Beato Lula, oposição santinha



A campanha de 2010 está com jeito de se tornar a mais apolítica e vazia de ideias da história moderna do país


DOIS TERÇOS dos atuais eleitores de José Serra (PSDB) consideram o governo Lula ótimo ou bom, registra o Datafolha. Noutra leitura dos números, mais ou menos um de cada quatro eleitores gosta muito da gestão Lula (lhe dá "ótimo/ bom"), mas prefere por ora votar em Serra.
Como Lula tem 76% de ótimo/ bom, sobra obviamente pouco de "regular" (19%) e "ruim/péssimo" (5%), desafetos em tese mais inclinados a votar no tucano. Mais uma vez óbvio, daí a estratégia serrista de deixar Lula quieto em seu altar.
Do ponto de vista estrito da campanha de Serra, trata-se de estratégia inteligente, talvez a restante, pois espinafrar o lulismo é arriscar-se ao sacrifício eleitoral. No que diz respeito ao debate de alternativas, porém, existe o risco de termos a eleição mais vazia desde sempre. Desde a volta da eleição de presidentes, em 1989. Desde as eleições da República de 1946. Talvez não menos vazia do que as eleições da República Velha ou do Império, com suas opções entre "nhonhô x ou y". Sim, há alguma ironia aí. Alguma.
A beatificação de Lula e a indiferenciação ideológica destes tempos produziram uma disputa eleitoral em que o conflito não passa da picuinha.
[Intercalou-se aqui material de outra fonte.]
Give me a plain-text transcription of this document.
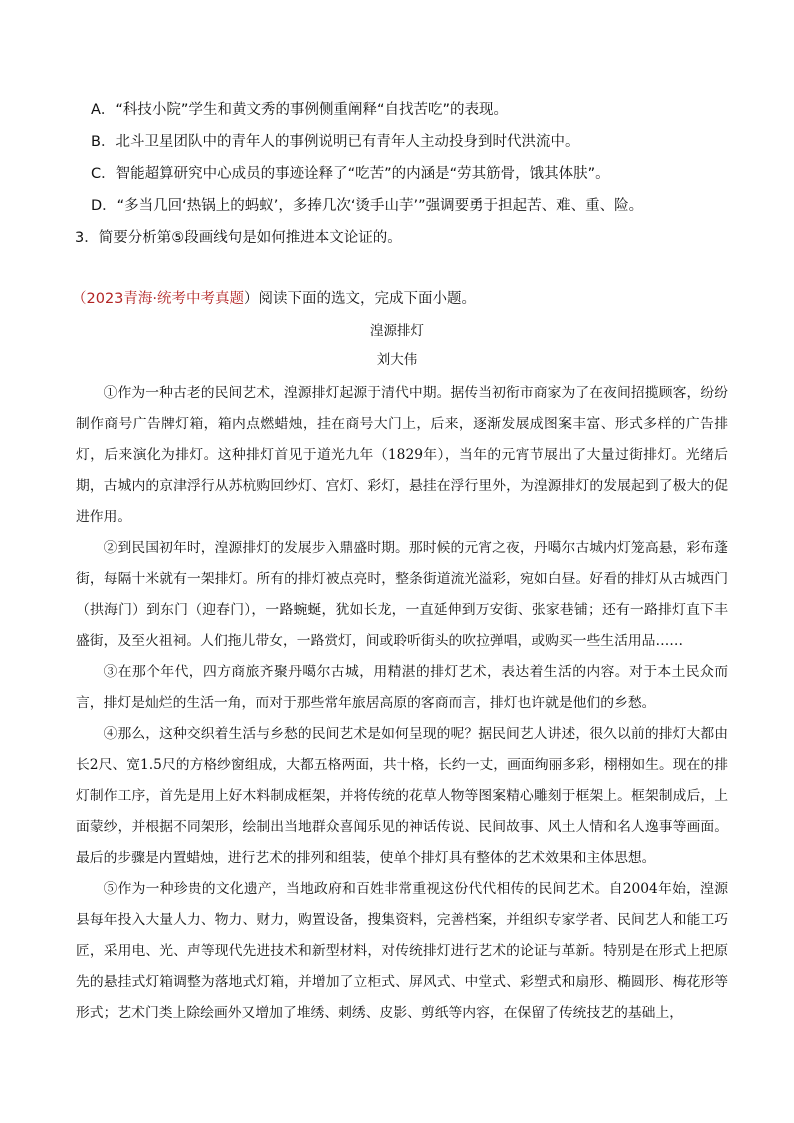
A．“科技小院”学生和黄文秀的事例侧重阐释“自找苦吃”的表现。
B．北斗卫星团队中的青年人的事例说明已有青年人主动投身到时代洪流中。
C．智能超算研究中心成员的事迹诠释了“吃苦”的内涵是“劳其筋骨，饿其体肤”。
D．“多当几回‘热锅上的蚂蚁’，多捧几次‘烫手山芋’”强调要勇于担起苦、难、重、险。
3．简要分析第⑤段画线句是如何推进本文论证的。
（2023青海·统考中考真题）阅读下面的选文，完成下面小题。
湟源排灯
刘大伟

①作为一种古老的民间艺术，湟源排灯起源于清代中期。据传当初衔市商家为了在夜间招揽顾客，纷纷制作商号广告牌灯箱，箱内点燃蜡烛，挂在商号大门上，后来，逐渐发展成图案丰富、形式多样的广告排灯，后来演化为排灯。这种排灯首见于道光九年（1829年），当年的元宵节展出了大量过街排灯。光绪后期，古城内的京津浮行从苏杭购回纱灯、宫灯、彩灯，悬挂在浮行里外，为湟源排灯的发展起到了极大的促进作用。

②到民国初年时，湟源排灯的发展步入鼎盛时期。那时候的元宵之夜，丹噶尔古城内灯笼高悬，彩布蓬街，每隔十米就有一架排灯。所有的排灯被点亮时，整条街道流光溢彩，宛如白昼。好看的排灯从古城西门（拱海门）到东门（迎春门），一路蜿蜒，犹如长龙，一直延伸到万安街、张家巷铺；还有一路排灯直下丰盛街，及至火祖祠。人们拖儿带女，一路赏灯，间或聆听街头的吹拉弹唱，或购买一些生活用品……

③在那个年代，四方商旅齐聚丹噶尔古城，用精湛的排灯艺术，表达着生活的内容。对于本土民众而言，排灯是灿烂的生活一角，而对于那些常年旅居高原的客商而言，排灯也许就是他们的乡愁。

④那么，这种交织着生活与乡愁的民间艺术是如何呈现的呢？据民间艺人讲述，很久以前的排灯大都由长2尺、宽1.5尺的方格纱窗组成，大都五格两面，共十格，长约一丈，画面绚丽多彩，栩栩如生。现在的排灯制作工序，首先是用上好木料制成框架，并将传统的花草人物等图案精心雕刻于框架上。框架制成后，上面蒙纱，并根据不同架形，绘制出当地群众喜闻乐见的神话传说、民间故事、风土人情和名人逸事等画面。最后的步骤是内置蜡烛，进行艺术的排列和组装，使单个排灯具有整体的艺术效果和主体思想。

⑤作为一种珍贵的文化遗产，当地政府和百姓非常重视这份代代相传的民间艺术。自2004年始，湟源县每年投入大量人力、物力、财力，购置设备，搜集资料，完善档案，并组织专家学者、民间艺人和能工巧匠，采用电、光、声等现代先进技术和新型材料，对传统排灯进行艺术的论证与革新。特别是在形式上把原先的悬挂式灯箱调整为落地式灯箱，并增加了立柜式、屏风式、中堂式、彩塑式和扇形、椭圆形、梅花形等形式；艺术门类上除绘画外又增加了堆绣、刺绣、皮影、剪纸等内容，在保留了传统技艺的基础上，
Em que as possíveis diferenças de programa e coalizões de poder agora são escondidas até das elites econômica, política e cultural, irrelevantes em termos de votos.
É possível fazer um paralelo histórico, ainda que sarcástico, com os tempos de Getúlio Vargas. Deposto, Vargas arranjou de manipular dois dos três grandes partidos da República de 1946, o "conservador" PSD e o "trabalhista" PTB. Mas ainda sobrava a "direitista" UDN, a quem os varguistas chamavam de inimiga dos "marmiteiros" na eleição de 1946, o equivalente a menosprezar o Bolsa Família nos dias de hoje. Não há mais os equivalentes de udenistas. Nem dos comunistas.
Note-se que em 1946 ainda havia os comunistas, 10% do eleitorado, por aí. Mas o PCB foi banido pelo presidente-general Eurico Dutra, que também reprimia sindicatos -mas essa é outra história.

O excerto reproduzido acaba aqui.